Der parteipolitisch organisierte Rechtspopulismus in Deutschland ist im Vergleich westlicher Demokratien ein eher verspätetes und nachlaufendes Phänomen, sagt Robert Vehrkamp.

(Foto: picture alliance/dpa)

In aktuellen Umfragen steht die AfD bei 17 bis 19 Prozent, CDU-Chef Friedrich Merz sieht die Verantwortung dafür vor allem bei der Ampelkoalition. Ist diese Analyse richtig? Sind AfD-Wähler von den anderen Parteien überhaupt noch zu erreichen? Und wie gefährlich ist die AfD für die Demokratie in Deutschland? Fragen an den Populismus-Experten Robert Vehrkamp.

ntv.de: Vor der Bundestagswahl 2021 haben Sie untersucht, wie stark rechtsextreme Einstellungen in Deutschland verbreitet sind. Sie kamen zu dem Schluss, dass die AfD nicht nur auf der Angebotsseite, sondern auch auf der Nachfrageseite, also bei den Wählern, "eine mehrheitlich an rechtsextremen Einstellungen orientierte Partei" ist. Würden Sie sagen, dass das noch immer so ist?
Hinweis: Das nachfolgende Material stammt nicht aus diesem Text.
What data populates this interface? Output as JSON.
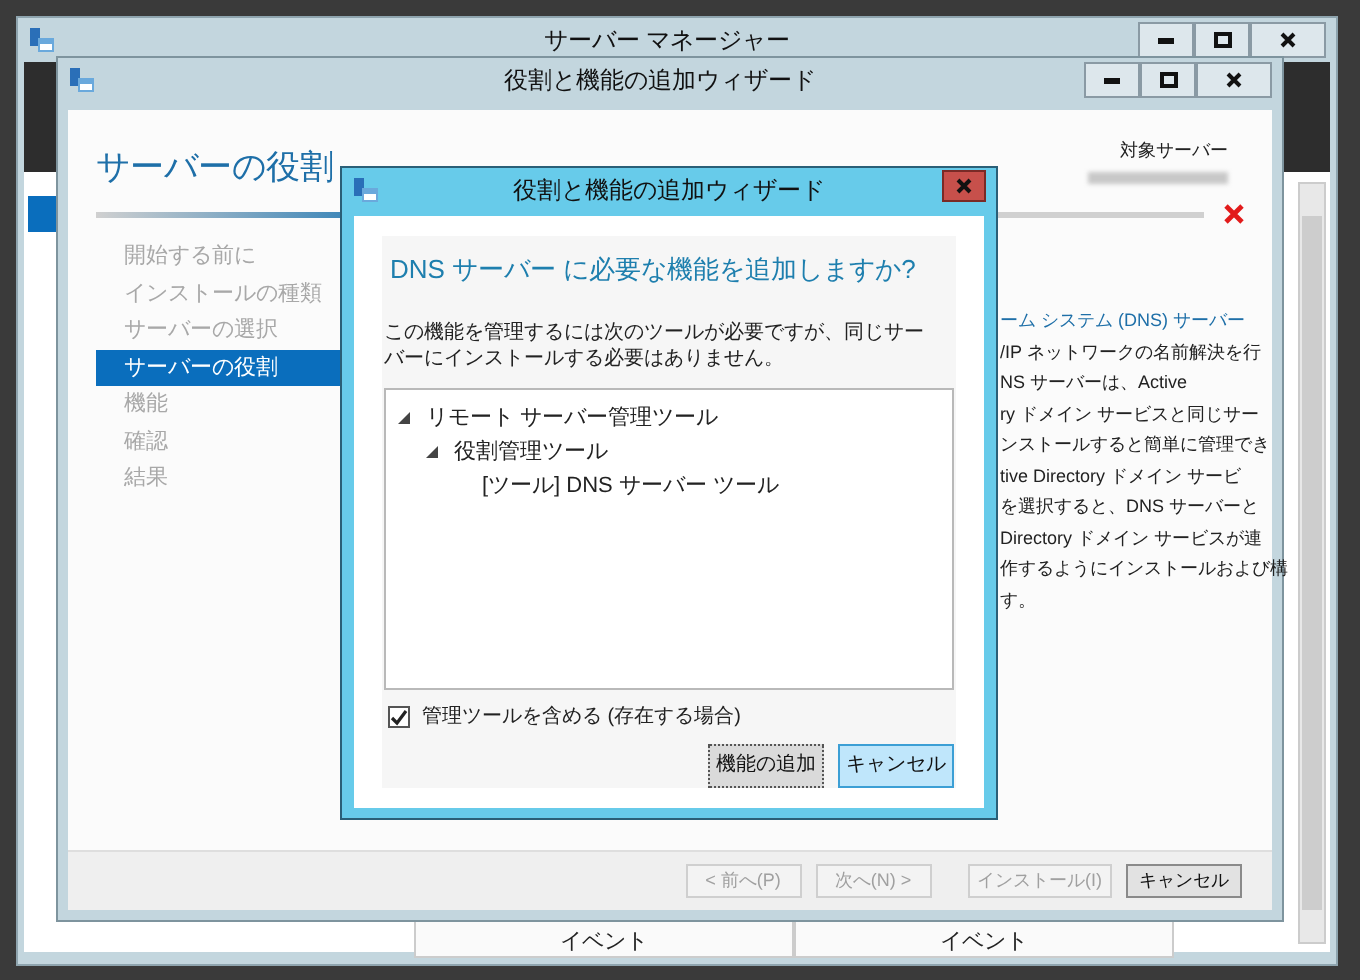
{
  "server_manager": {
    "title": "サーバー マネージャー",
    "table_headers": [
      "イベント",
      "イベント"
    ]
  },
  "wizard": {
    "title": "役割と機能の追加ウィザード",
    "heading": "サーバーの役割",
    "target_server_label": "対象サーバー",
    "steps": [
      {
        "label": "開始する前に",
        "selected": false
      },
      {
        "label": "インストールの種類",
        "selected": false
      },
      {
        "label": "サーバーの選択",
        "selected": false
      },
      {
        "label": "サーバーの役割",
        "selected": true
      },
      {
        "label": "機能",
        "selected": false
      },
      {
        "label": "確認",
        "selected": false
      },
      {
        "label": "結果",
        "selected": false
      }
    ],
    "description": [
      {
        "kind": "link",
        "text": "ーム システム (DNS) サーバー"
      },
      {
        "kind": "text",
        "text": "/IP ネットワークの名前解決を行"
      },
      {
        "kind": "text",
        "text": "NS サーバーは、Active"
      },
      {
        "kind": "text",
        "text": "ry ドメイン サービスと同じサー"
      },
      {
        "kind": "text",
        "text": "ンストールすると簡単に管理でき"
      },
      {
        "kind": "text",
        "text": "tive Directory ドメイン サービ"
      },
      {
        "kind": "text",
        "text": "を選択すると、DNS サーバーと"
      },
      {
        "kind": "text",
        "text": "Directory ドメイン サービスが連"
      },
      {
        "kind": "text",
        "text": "作するようにインストールおよび構"
      },
      {
        "kind": "text",
        "text": "す。"
      }
    ],
    "buttons": [
      {
        "label": "< 前へ(P)",
        "disabled": true
      },
      {
        "label": "次へ(N) >",
        "disabled": true
      },
      {
        "label": "インストール(I)",
        "disabled": true
      },
      {
        "label": "キャンセル",
        "disabled": false
      }
    ]
  },
  "dialog": {
    "title": "役割と機能の追加ウィザード",
    "question": "DNS サーバー に必要な機能を追加しますか?",
    "message": "この機能を管理するには次のツールが必要ですが、同じサーバーにインストールする必要はありません。",
    "tree": [
      {
        "label": "リモート サーバー管理ツール",
        "expanded": true,
        "children": [
          {
            "label": "役割管理ツール",
            "expanded": true,
            "children": [
              {
                "label": "[ツール] DNS サーバー ツール"
              }
            ]
          }
        ]
      }
    ],
    "include_tools": {
      "label": "管理ツールを含める (存在する場合)",
      "checked": true
    },
    "buttons": [
      {
        "label": "機能の追加",
        "default": true
      },
      {
        "label": "キャンセル",
        "default": false
      }
    ]
  }
}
Robert Vehrkamp: Die Untersuchung zur Bundestagswahl 2021 hat gezeigt, dass unter allen Wahlberechtigten knapp acht Prozent ein geschlossen rechtsextremes Weltbild vertreten. Bei den AfD-Anhängern waren es aber fast vier Mal so viele, 29 Prozent, also fast jeder Dritte. Dazu kommt noch die Gruppe derer, die rechtsextremen Positionen zumindest latent zustimmt - in der Gesamtbevölkerung 16 Prozent, bei der AfD aber 27 Prozent.

Prof. Dr. Robert Vehrkamp ist Senior Advisor im Programm Demokratie und Zusammenhalt der Bertelsmann Stiftung und Gastprofessor am Institut für Politikwissenschaft der Leuphana Universität in Lüneburg.
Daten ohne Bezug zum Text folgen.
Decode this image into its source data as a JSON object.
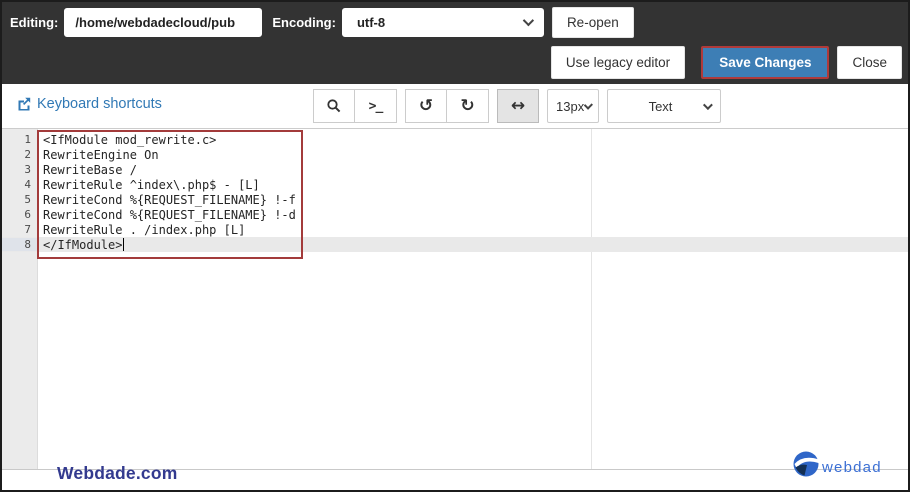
{
  "header": {
    "editing_label": "Editing:",
    "path_value": "/home/webdadecloud/pub",
    "encoding_label": "Encoding:",
    "encoding_value": "utf-8",
    "reopen_button": "Re-open",
    "legacy_button": "Use legacy editor",
    "save_button": "Save Changes",
    "close_button": "Close"
  },
  "toolbar": {
    "shortcuts_link": "Keyboard shortcuts",
    "icons": {
      "search": "magnifier",
      "terminal": ">_",
      "undo": "↺",
      "redo": "↻",
      "wrap": "↔"
    },
    "font_size_value": "13px",
    "syntax_mode_value": "Text"
  },
  "editor": {
    "lines": [
      {
        "num": "1",
        "text": "<IfModule mod_rewrite.c>"
      },
      {
        "num": "2",
        "text": "RewriteEngine On"
      },
      {
        "num": "3",
        "text": "RewriteBase /"
      },
      {
        "num": "4",
        "text": "RewriteRule ^index\\.php$ - [L]"
      },
      {
        "num": "5",
        "text": "RewriteCond %{REQUEST_FILENAME} !-f"
      },
      {
        "num": "6",
        "text": "RewriteCond %{REQUEST_FILENAME} !-d"
      },
      {
        "num": "7",
        "text": "RewriteRule . /index.php [L]"
      },
      {
        "num": "8",
        "text": "</IfModule>"
      }
    ]
  },
  "footer": {
    "watermark_text": "Webdade.com",
    "logo_text": "webdade"
  },
  "colors": {
    "header_bg": "#333333",
    "save_button_bg": "#3d7eb5",
    "annotation_red": "#a33b3b",
    "link_blue": "#3179b5",
    "watermark_blue": "#333a8f",
    "logo_blue": "#3b6fd4"
  }
}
Prof. Dr. Robert Vehrkamp ist Senior Advisor im Programm Demokratie und Zusammenhalt der Bertelsmann Stiftung und Gastprofessor am Institut für Politikwissenschaft der Leuphana Universität in Lüneburg.

(Foto: picture alliance/dpa)

Mehr als die Hälfte der AfD-Wähler, 56 Prozent, stimmen somit rechtsextremen Einstellungsmustern voll und ganz oder zumindest teilweise zu.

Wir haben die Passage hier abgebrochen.